La société CM + n’est plus en mesure de finaliser les chantiers :
* Juillet 2021, Mme [K] [V], fait constater l’absence d’achèvement de travaux et l’impossibilité de la société CM + à remplir ses obligations contractuelles. Mme [K] se déclare ainsi créancière d’une somme de 83.354,32 Euros représentant la somme qui a été indûment perçue par la société CM + au regard des diligences accomplies.
* En mai et juillet 2021, la SCI CONSTANTINE fait constater l’absence d’achèvement des travaux et l’absence de livraison de l’immeuble objet du contrat à date prévue à savoir en décembre 2020. Pour autant la société CM + a encaissé la somme de 365.359,25 Euros.
* En mars 2021, M. [L] signe un protocole de rupture de marché, la société CM + devant lui rembourser l’acompte de 15.000,00 Euros, l’engagement ne sera jamais honoré.
* En janvier 2021, M. [D] signe avec la société CM + un contrat de marché pour 363.123,00 Euros. En août 2021, M. [D] met en demeure CM + d’effectuer les travaux prévus, démarche vaine. M. [D] déclare au passif de CM + une créance de 148.560,00 Euros correspondant à la somme indûment perçue au regard des diligences accomplies.

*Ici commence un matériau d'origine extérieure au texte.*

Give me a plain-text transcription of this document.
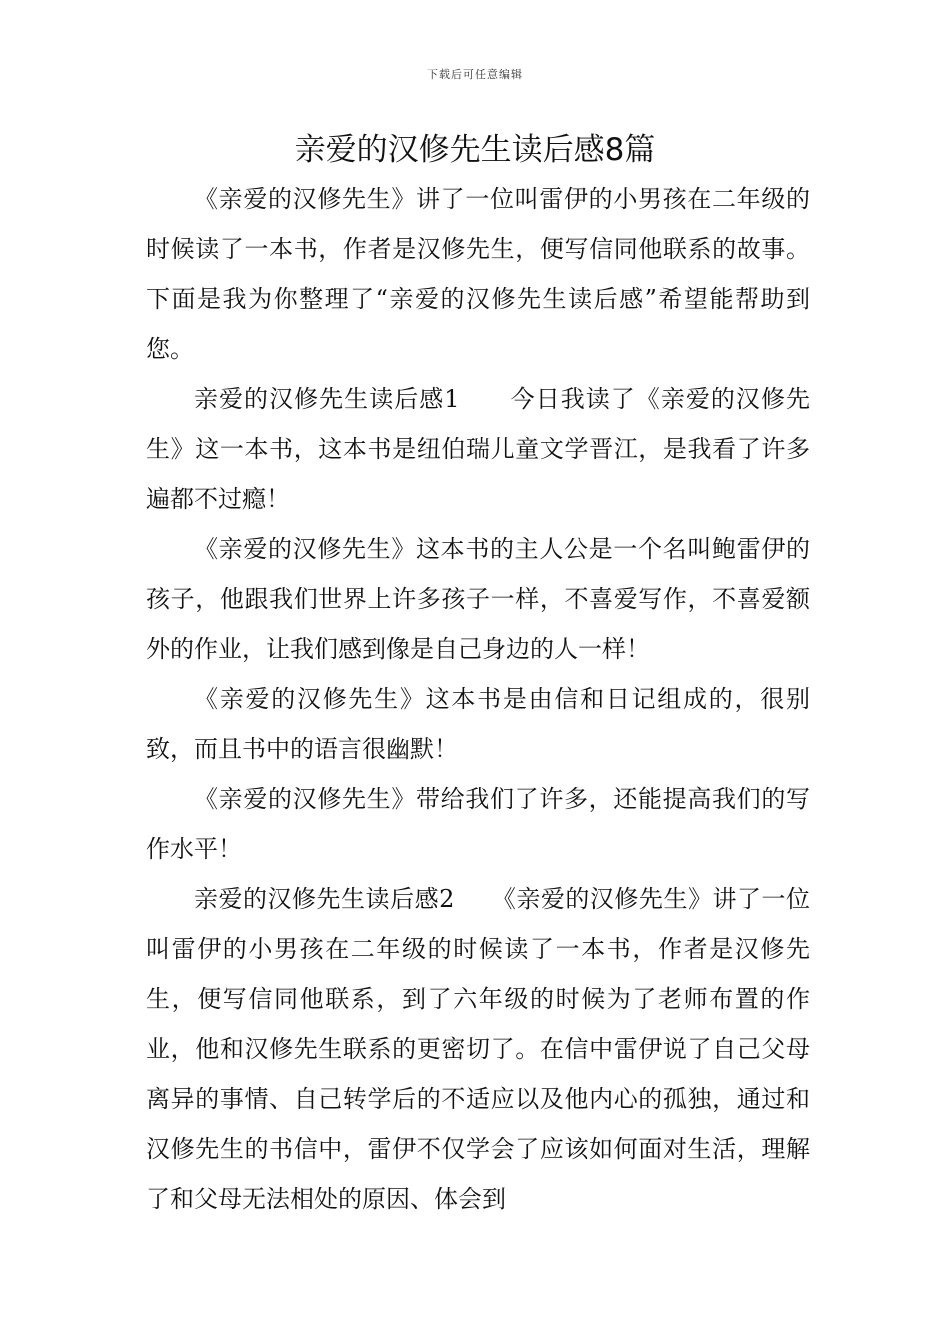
下载后可任意编辑
亲爱的汉修先生读后感8篇

《亲爱的汉修先生》讲了一位叫雷伊的小男孩在二年级的时候读了一本书，作者是汉修先生，便写信同他联系的故事。下面是我为你整理了“亲爱的汉修先生读后感”希望能帮助到您。

亲爱的汉修先生读后感1　　今日我读了《亲爱的汉修先生》这一本书，这本书是纽伯瑞儿童文学晋江，是我看了许多遍都不过瘾！

《亲爱的汉修先生》这本书的主人公是一个名叫鲍雷伊的孩子，他跟我们世界上许多孩子一样，不喜爱写作，不喜爱额外的作业，让我们感到像是自己身边的人一样！

《亲爱的汉修先生》这本书是由信和日记组成的，很别致，而且书中的语言很幽默！

《亲爱的汉修先生》带给我们了许多，还能提高我们的写作水平！

亲爱的汉修先生读后感2　　《亲爱的汉修先生》讲了一位叫雷伊的小男孩在二年级的时候读了一本书，作者是汉修先生，便写信同他联系，到了六年级的时候为了老师布置的作业，他和汉修先生联系的更密切了。在信中雷伊说了自己父母离异的事情、自己转学后的不适应以及他内心的孤独，通过和汉修先生的书信中，雷伊不仅学会了应该如何面对生活，理解了和父母无法相处的原因、体会到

Pour autant, M. [N] [O] [P] [H] décide de poursuivre l’activité jusqu’en octobre 2021, sans ignorer les difficultés financières de CM +, contribuant à l’augmentation du passif et à la création de l’insuffisance d’actifs aujourd’hui constatée.
Le dirigeant a commis une faute de gestion caractérisée en poursuivant de façon abusive une activité déficitaire justifiant toute mesure de condamnation pour insuffisance d’actifs.
Ne pas avoir tenu de comptabilité lorsque les textes applicables en font obligation, ou avoir tenu une comptabilité fictive, manifestement incomplète ou irrégulière au regard des dispositions applicables, et le défaut des respects de ses obligations sociales et fiscales.
A l’ouverture de la procédure, la société CM + est sans comptabilité depuis juillet 2021, le cabinet comptable en place n’ayant pas été réglé de ses derniers honoraires.
Autres conséquence, les déclarations fiscales, sociales et PRO BTP ne sont plus assurées.
En outre, il ne disposait plus de visibilité comptable pour le suivi récurrent.
Le dirigeant a commis une faute de gestion caractérisée en tenant une comptabilité incomplète justifiant toute mesure de condamnation pour insuffisance d’actifs.
Avoir fait des biens ou du crédit de la personne morale un usage contraire à l’intérêt de celle-ci à des fins personnelles ou pour favoriser une autre personne morale ou entreprise dans laquelle il était intéressé directement ou indirectement.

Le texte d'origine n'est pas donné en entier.